"As I said before, you are dreaming," responded the stranger, in a restrained fury. "I never was so put upon in my life. I never saw you before."
Bidiane drew herself up like an inspired prophetess. "Beware, sir, of the wrath of God. You lied before,—you are lying now."
The man fell into such a repressed rage that Mirabelle Marie, who was the only unembarrassed spectator, inasmuch as she was weak in racial loves and hatreds, felt called upon to decide the case. The gentleman, she saw, was the story-teller. Bidiane, who had not been particularly truthful as a child, had yet never told her a falsehood since her return from France.
"I'm awful sorry, sir, but you've gut to go. I brought up this leetle girl, an' her mother's dead."
The gentleman rose,—a gentleman no longer, but a plain, common, very ugly-tempered man. These Acadiens were actually turning him, an Englishman, out of the inn.

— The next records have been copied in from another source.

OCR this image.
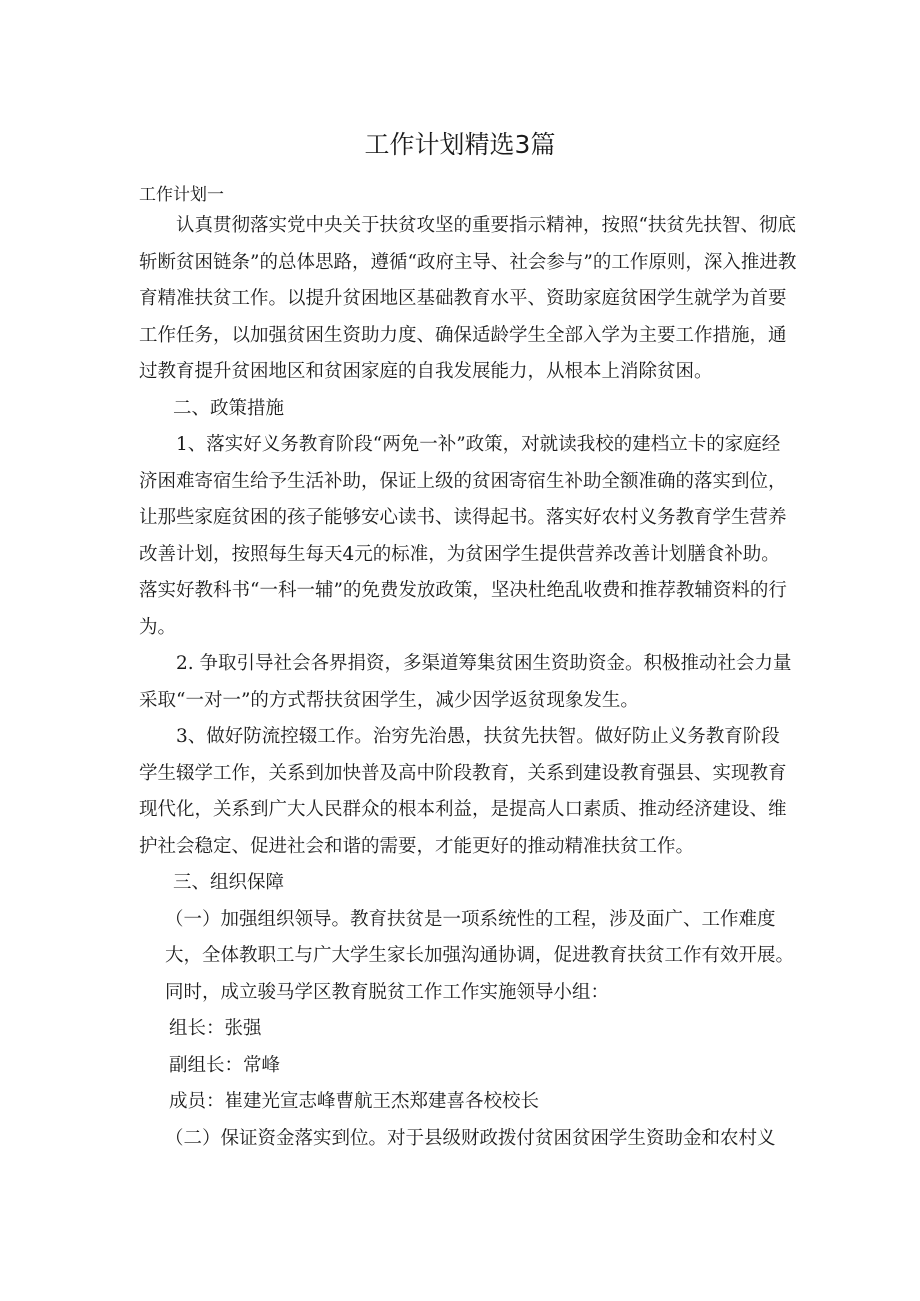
工作计划精选3篇
工作计划一

认真贯彻落实党中央关于扶贫攻坚的重要指示精神，按照“扶贫先扶智、彻底斩断贫困链条”的总体思路，遵循“政府主导、社会参与”的工作原则，深入推进教育精准扶贫工作。以提升贫困地区基础教育水平、资助家庭贫困学生就学为首要工作任务，以加强贫困生资助力度、确保适龄学生全部入学为主要工作措施，通过教育提升贫困地区和贫困家庭的自我发展能力，从根本上消除贫困。

二、政策措施

1、落实好义务教育阶段“两免一补”政策，对就读我校的建档立卡的家庭经济困难寄宿生给予生活补助，保证上级的贫困寄宿生补助全额准确的落实到位，让那些家庭贫困的孩子能够安心读书、读得起书。落实好农村义务教育学生营养改善计划，按照每生每天4元的标准，为贫困学生提供营养改善计划膳食补助。落实好教科书“一科一辅”的免费发放政策，坚决杜绝乱收费和推荐教辅资料的行为。

2. 争取引导社会各界捐资，多渠道筹集贫困生资助资金。积极推动社会力量采取“一对一”的方式帮扶贫困学生，减少因学返贫现象发生。

3、做好防流控辍工作。治穷先治愚，扶贫先扶智。做好防止义务教育阶段学生辍学工作，关系到加快普及高中阶段教育，关系到建设教育强县、实现教育现代化，关系到广大人民群众的根本利益，是提高人口素质、推动经济建设、维护社会稳定、促进社会和谐的需要，才能更好的推动精准扶贫工作。

三、组织保障

（一）加强组织领导。教育扶贫是一项系统性的工程，涉及面广、工作难度大，全体教职工与广大学生家长加强沟通协调，促进教育扶贫工作有效开展。同时，成立骏马学区教育脱贫工作工作实施领导小组：

组长：张强

副组长：常峰

成员：崔建光宣志峰曹航王杰郑建喜各校校长

（二）保证资金落实到位。对于县级财政拨付贫困贫困学生资助金和农村义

And he had thought the whole people so meek, so spiritless. He was doing them such an honor to personally canvass them for votes for the approaching election. His astonishment almost overmastered his rage, and in a choking voice he said to Mirabelle Marie, "Your house will suffer for this,—you will regret it to the end of your life."

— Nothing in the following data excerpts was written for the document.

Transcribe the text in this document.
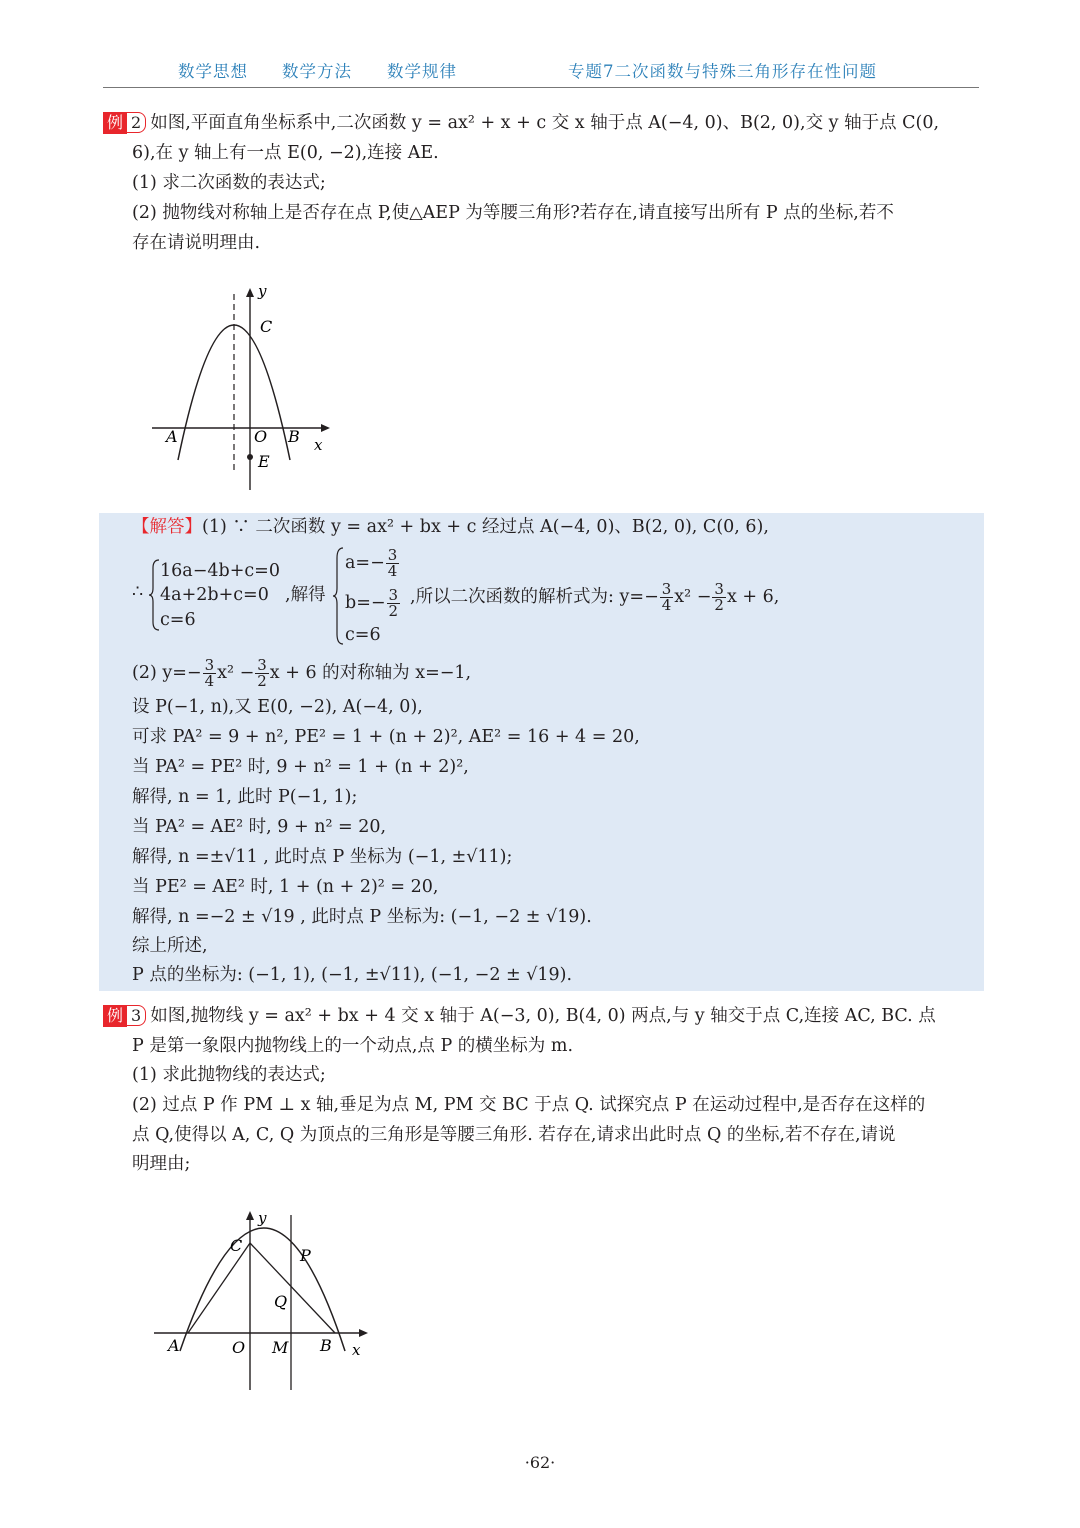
数学思想 数学方法 数学规律	专题7二次函数与特殊三角形存在性问题
例 2 如图,平面直角坐标系中,二次函数 y = ax² + x + c 交 x 轴于点 A(−4, 0)、B(2, 0),交 y 轴于点 C(0,
6),在 y 轴上有一点 E(0, −2),连接 AE.
(1) 求二次函数的表达式;
(2) 抛物线对称轴上是否存在点 P,使△AEP 为等腰三角形?若存在,请直接写出所有 P 点的坐标,若不
存在请说明理由.
y
C
A	O B x
E
【解答】(1) ∵ 二次函数 y = ax² + bx + c 经过点 A(−4, 0)、B(2, 0), C(0, 6),
∴
16a−4b+c=0
4a+2b+c=0
c=6
,解得
$a=- \frac{3}{4}$
$b=- \frac{3}{2}$
c=6
,所以二次函数的解析式为: $y=- \frac{3}{4} x^2 - \frac{3}{2}$ x + 6,
(2) $y=- \frac{3}{4} x^2 - \frac{3}{2}$ x + 6 的对称轴为 x=−1,
设 P(−1, n),又 E(0, −2), A(−4, 0),
可求 PA² = 9 + n², PE² = 1 + (n + 2)², AE² = 16 + 4 = 20,
当 PA² = PE² 时, 9 + n² = 1 + (n + 2)²,
解得, n = 1, 此时 P(−1, 1);
当 PA² = AE² 时, 9 + n² = 20,
解得, n =±√11 , 此时点 P 坐标为 (−1, ±√11);
当 PE² = AE² 时, 1 + (n + 2)² = 20,
解得, n =−2 ± √19 , 此时点 P 坐标为: (−1, −2 ± √19).
综上所述,
P 点的坐标为: (−1, 1), (−1, ±√11), (−1, −2 ± √19).
例 3 如图,抛物线 y = ax² + bx + 4 交 x 轴于 A(−3, 0), B(4, 0) 两点,与 y 轴交于点 C,连接 AC, BC. 点
P 是第一象限内抛物线上的一个动点,点 P 的横坐标为 m.
(1) 求此抛物线的表达式;
(2) 过点 P 作 PM ⊥ x 轴,垂足为点 M, PM 交 BC 于点 Q. 试探究点 P 在运动过程中,是否存在这样的
点 Q,使得以 A, C, Q 为顶点的三角形是等腰三角形. 若存在,请求出此时点 Q 的坐标,若不存在,请说
明理由;
y
C
P
Q
A	O M B x
·62·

"I know some business," exclaimed Claudine, in sudden and irrepressible zeal. "I know that you wish to make laws, but will our men send you when they know what you say?"
He snatched his hat from the seat behind him. His election was threatened. Unless he chained these women's tongues, what he had said would run up and down the Bay like wildfire,—and yet a word now would stop it. Should he apologize? A devil rose in his heart. He would not.
"Do your worst," he said, in a low, sneering voice. "You are a pack of liars yourselves," and while Bidiane and Claudine stiffened themselves with rage, and Mirabelle Marie contemptuously muttered, "Get out, ole beast," he cast a final malevolent glance on them, and left the house.
For a time the three remained speechless; then Bidiane sank into her chair, pushed back her half-eaten supper, propped her red head on her hand, and burst into passionate weeping.